IECs and ongoing communication strategies should take a multi-pronged approach using multiple media channels, formats, and styles to reach a broad audience that spans ages, social, economic, and linguistic groups (see Table 20).

Table 20. Communication format and channels

Media Format Distribution Channels
Written communications
  • Print and online newspapers, magazines, blogs

  • Social media (e.g., Facebook, Twitter)

  • Agency websites

  • Printed leaflets, posters

  • Television (commercials, special broadcasts, news shows)

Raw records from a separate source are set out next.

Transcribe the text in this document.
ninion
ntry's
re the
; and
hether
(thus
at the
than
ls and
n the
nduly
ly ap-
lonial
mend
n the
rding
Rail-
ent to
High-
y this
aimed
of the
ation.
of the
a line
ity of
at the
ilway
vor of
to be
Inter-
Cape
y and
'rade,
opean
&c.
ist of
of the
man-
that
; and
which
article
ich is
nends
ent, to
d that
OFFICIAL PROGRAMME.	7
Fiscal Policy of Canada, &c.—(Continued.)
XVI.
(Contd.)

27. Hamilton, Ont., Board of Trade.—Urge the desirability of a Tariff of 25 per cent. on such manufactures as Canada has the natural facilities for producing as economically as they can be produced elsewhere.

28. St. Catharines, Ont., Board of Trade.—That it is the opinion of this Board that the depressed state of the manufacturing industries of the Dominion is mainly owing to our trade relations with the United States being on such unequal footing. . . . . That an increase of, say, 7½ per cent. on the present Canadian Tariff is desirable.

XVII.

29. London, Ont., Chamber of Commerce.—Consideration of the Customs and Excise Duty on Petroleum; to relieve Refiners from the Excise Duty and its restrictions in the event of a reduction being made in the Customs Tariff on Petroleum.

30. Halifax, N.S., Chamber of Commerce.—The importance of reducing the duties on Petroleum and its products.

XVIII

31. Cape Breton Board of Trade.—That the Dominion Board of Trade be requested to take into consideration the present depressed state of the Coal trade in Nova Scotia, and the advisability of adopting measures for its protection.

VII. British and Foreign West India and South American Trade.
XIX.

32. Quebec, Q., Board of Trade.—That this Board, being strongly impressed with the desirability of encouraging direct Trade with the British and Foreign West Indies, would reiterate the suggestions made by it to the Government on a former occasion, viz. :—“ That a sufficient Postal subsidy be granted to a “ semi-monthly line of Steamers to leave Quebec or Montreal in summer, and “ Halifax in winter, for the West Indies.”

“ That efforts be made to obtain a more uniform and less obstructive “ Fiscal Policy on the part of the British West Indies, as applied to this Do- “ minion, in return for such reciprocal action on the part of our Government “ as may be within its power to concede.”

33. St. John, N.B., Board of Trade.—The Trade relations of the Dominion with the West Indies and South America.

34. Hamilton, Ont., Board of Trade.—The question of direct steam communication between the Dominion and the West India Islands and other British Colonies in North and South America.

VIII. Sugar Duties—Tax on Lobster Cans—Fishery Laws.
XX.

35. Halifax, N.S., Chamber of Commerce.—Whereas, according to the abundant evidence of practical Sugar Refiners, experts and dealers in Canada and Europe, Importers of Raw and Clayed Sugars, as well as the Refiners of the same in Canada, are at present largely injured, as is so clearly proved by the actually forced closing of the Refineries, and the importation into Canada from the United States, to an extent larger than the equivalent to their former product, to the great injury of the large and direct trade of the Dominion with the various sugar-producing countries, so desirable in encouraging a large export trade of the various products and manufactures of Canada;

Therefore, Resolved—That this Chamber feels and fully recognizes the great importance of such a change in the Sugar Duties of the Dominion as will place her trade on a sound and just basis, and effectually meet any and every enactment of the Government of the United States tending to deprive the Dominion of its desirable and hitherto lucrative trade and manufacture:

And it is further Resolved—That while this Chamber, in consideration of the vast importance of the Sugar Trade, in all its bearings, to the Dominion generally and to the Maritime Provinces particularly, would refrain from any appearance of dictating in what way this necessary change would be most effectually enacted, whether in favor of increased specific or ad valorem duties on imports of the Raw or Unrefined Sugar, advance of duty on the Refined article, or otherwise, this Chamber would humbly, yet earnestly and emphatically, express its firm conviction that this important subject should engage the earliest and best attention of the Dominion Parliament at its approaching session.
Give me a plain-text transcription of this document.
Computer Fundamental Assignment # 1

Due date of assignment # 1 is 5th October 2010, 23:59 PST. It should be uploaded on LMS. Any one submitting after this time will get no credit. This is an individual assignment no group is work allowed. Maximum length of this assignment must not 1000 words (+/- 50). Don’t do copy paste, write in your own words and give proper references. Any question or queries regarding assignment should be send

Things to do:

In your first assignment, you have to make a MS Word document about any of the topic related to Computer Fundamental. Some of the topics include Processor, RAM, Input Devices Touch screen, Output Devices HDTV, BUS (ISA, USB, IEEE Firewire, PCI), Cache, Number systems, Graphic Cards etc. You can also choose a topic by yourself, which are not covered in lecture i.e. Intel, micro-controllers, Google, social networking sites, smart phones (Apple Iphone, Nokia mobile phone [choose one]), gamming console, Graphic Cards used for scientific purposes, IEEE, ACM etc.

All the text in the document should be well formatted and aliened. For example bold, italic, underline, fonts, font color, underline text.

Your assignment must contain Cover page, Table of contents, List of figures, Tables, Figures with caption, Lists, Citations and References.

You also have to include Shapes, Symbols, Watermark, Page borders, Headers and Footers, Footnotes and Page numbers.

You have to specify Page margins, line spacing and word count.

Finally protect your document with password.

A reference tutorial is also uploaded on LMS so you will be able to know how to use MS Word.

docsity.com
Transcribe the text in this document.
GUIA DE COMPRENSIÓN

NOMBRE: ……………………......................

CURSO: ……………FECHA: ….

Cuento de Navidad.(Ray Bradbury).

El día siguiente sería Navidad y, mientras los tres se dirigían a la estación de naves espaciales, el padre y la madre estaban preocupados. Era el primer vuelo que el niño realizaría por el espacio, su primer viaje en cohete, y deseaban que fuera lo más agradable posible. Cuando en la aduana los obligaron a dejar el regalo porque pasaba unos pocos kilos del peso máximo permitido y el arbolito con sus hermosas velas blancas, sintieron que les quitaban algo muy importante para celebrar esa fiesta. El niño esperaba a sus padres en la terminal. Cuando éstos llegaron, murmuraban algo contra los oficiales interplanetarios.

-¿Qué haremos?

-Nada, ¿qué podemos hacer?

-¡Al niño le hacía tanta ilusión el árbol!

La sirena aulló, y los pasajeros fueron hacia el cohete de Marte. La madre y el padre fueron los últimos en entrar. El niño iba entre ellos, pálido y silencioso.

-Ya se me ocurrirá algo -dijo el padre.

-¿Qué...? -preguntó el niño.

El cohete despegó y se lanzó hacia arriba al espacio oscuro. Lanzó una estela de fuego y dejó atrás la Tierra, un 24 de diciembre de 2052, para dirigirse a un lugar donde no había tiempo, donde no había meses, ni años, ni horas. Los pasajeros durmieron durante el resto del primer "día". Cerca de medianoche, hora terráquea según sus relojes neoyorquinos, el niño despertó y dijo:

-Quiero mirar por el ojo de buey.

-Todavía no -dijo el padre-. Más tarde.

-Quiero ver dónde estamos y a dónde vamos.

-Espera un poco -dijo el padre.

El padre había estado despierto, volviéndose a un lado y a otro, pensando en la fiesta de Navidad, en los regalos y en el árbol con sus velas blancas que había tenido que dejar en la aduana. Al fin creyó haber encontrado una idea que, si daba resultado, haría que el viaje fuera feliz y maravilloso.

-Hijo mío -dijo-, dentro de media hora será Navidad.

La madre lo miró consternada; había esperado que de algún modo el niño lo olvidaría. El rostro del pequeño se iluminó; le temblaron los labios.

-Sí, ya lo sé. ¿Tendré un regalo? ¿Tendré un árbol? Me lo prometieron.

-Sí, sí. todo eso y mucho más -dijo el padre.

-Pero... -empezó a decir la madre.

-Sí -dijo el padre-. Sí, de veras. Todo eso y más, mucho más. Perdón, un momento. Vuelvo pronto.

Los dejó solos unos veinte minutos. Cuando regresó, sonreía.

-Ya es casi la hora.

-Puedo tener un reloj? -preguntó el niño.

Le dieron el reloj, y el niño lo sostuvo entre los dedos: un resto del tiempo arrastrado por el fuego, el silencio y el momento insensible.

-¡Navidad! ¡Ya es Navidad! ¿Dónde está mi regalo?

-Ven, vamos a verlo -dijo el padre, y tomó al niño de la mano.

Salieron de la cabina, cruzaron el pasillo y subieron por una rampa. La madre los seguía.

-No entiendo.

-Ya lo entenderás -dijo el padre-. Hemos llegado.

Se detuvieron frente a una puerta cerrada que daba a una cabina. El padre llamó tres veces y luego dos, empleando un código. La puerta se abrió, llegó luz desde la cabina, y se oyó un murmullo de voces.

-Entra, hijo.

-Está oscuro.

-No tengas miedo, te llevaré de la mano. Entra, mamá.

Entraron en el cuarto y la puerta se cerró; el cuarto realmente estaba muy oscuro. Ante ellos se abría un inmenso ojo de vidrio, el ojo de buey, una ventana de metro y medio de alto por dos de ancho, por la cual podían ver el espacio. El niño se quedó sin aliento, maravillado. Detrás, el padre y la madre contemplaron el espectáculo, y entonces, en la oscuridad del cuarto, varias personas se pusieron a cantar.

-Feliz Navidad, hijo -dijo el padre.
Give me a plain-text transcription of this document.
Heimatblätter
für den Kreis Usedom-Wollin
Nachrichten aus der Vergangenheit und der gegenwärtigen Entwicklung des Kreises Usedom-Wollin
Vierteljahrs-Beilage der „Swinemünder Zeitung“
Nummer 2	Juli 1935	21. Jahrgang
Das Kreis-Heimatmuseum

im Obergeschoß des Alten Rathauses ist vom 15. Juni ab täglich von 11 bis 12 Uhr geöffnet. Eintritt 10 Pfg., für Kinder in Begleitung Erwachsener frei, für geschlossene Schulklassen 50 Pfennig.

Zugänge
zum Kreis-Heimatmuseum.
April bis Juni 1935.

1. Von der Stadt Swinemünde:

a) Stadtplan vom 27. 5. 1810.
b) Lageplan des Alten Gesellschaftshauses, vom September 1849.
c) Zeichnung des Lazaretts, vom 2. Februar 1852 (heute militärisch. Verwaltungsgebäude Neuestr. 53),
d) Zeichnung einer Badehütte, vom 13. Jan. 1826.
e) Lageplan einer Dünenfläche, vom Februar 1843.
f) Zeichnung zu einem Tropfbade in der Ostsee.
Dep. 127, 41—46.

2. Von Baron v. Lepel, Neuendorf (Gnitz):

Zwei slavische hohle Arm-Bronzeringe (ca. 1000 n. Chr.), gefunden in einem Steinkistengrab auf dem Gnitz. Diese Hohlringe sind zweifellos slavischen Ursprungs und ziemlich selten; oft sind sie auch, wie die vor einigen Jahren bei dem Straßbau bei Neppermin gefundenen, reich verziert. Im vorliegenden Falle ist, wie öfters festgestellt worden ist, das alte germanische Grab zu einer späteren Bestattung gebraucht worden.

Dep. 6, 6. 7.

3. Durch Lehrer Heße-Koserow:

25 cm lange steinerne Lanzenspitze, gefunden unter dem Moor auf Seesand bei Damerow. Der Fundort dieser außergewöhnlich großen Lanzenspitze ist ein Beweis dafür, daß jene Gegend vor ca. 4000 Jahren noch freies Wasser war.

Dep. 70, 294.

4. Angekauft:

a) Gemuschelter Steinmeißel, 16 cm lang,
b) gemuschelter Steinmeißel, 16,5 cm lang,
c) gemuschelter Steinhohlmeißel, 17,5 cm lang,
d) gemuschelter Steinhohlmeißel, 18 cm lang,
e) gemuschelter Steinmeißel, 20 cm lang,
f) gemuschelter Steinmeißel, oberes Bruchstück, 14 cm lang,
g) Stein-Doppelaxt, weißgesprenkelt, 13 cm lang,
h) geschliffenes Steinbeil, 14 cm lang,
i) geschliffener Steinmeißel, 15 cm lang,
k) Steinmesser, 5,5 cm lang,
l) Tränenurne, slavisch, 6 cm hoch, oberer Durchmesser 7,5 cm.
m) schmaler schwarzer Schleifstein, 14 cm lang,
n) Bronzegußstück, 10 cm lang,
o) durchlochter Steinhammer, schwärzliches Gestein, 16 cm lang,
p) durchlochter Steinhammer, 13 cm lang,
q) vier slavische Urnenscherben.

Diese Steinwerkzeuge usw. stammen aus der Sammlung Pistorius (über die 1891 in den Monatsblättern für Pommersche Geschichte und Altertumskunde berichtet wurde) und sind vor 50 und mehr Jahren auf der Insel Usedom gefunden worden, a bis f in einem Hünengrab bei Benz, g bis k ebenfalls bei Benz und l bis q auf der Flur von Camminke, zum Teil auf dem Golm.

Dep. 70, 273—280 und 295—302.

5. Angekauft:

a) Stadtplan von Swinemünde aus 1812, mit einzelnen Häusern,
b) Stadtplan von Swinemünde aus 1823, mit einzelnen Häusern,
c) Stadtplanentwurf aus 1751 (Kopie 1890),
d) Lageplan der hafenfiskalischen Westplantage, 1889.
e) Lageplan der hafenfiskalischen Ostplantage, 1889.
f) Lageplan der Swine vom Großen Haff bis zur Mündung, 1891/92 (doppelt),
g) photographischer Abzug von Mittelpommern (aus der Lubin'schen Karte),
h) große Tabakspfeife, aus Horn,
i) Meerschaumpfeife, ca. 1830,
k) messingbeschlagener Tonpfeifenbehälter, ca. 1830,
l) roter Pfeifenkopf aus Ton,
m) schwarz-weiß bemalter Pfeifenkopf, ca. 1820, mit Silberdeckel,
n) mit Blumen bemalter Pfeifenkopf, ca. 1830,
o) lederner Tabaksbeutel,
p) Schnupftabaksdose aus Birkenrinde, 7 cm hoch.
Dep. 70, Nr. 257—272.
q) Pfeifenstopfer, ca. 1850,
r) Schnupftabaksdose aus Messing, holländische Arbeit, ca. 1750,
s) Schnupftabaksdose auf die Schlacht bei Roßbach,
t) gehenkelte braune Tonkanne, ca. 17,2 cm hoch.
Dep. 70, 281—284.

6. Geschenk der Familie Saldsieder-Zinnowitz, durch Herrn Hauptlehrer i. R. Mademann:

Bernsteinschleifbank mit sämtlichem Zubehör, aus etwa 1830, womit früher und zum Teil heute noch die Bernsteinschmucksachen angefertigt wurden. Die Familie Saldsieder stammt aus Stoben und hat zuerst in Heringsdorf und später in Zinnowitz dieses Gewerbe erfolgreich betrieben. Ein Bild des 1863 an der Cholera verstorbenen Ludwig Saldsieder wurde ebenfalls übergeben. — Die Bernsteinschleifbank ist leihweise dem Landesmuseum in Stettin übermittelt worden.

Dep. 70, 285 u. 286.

  • Social media (e.g., YouTube, Facebook),

  • Agency websites

Songs, skits, and plays
  • Radio

  • Television

  • Public gatherings

Public question and answers (Q&A) sessions by officials
  • Radio

  • Television

  • Public gatherings

The success of the initial years of an ID system—i.e., during mass registration and gradual adoption by service providers—depends on momentum, and IECs are crucial to this process. Specifically, they can showcase progress and good news stories, such as registration milestones, reduced waiting times, lower costs for opening a bank account etc. Using real stories from both regular people and celebrities can help boost the credibility of these messages (see Box 16 for examples).

Critically, system administrators must work to identify and publicly respond to people’s fears and concerns. Dismissing these concerns—e.g., by claiming that a database is not hackable or that the public has nothing to worry about—or working to discredit those who identify real vulnerabilities is only likely to increase mistrust in the system. Conversely, demonstrating an understanding and appreciation for these concerns through clear communication and visibly working to address these concerns will help strengthen the public’s confidence in the system.

Box 16. Examples of Information and education campaigns

In Peru, the national ID agency (RENIEC) and Coca Cola had a 'Happy ID’ campaign, where people were encouraged to smile for their national ID card photo. In addition, RENIEC maintains an active social media presence, including on Facebook, Twitter, and YouTube.

In Paraguay, UNICEF leveraged a football match against Uruguay in its campaign for universal birth registration, with major TV and radio stations airing the first few minutes of the game without referring to the player’s names to highlight the importance of registration.

Japan’s “My Number” (a unique ID number system) has adopted a mascot to better brand the service.

Bangladesh created a theme song/video (in Bangla) for its new national ID card.

ID4D has created a number of videos to showcase the impact that ID can have, including the Make Everyone Count video, a story of how Revenna’s ID got him his passport and the opportunity to attend the world cup, how a young refugee realizes her potential with the help of an ID, how digital IDs empower women cross border traders in East Africa, advancing financial inclusion through digital ID, and how near universal ID coverage in Peru leads to access to education.

Although communication is a critical element of ID system implementation, it is not sufficient to secure the buy-in and trust of the population. The process of public engagement should begin during the design of the project with meaningful public consultation that is perceived as genuine, rather than reactionary.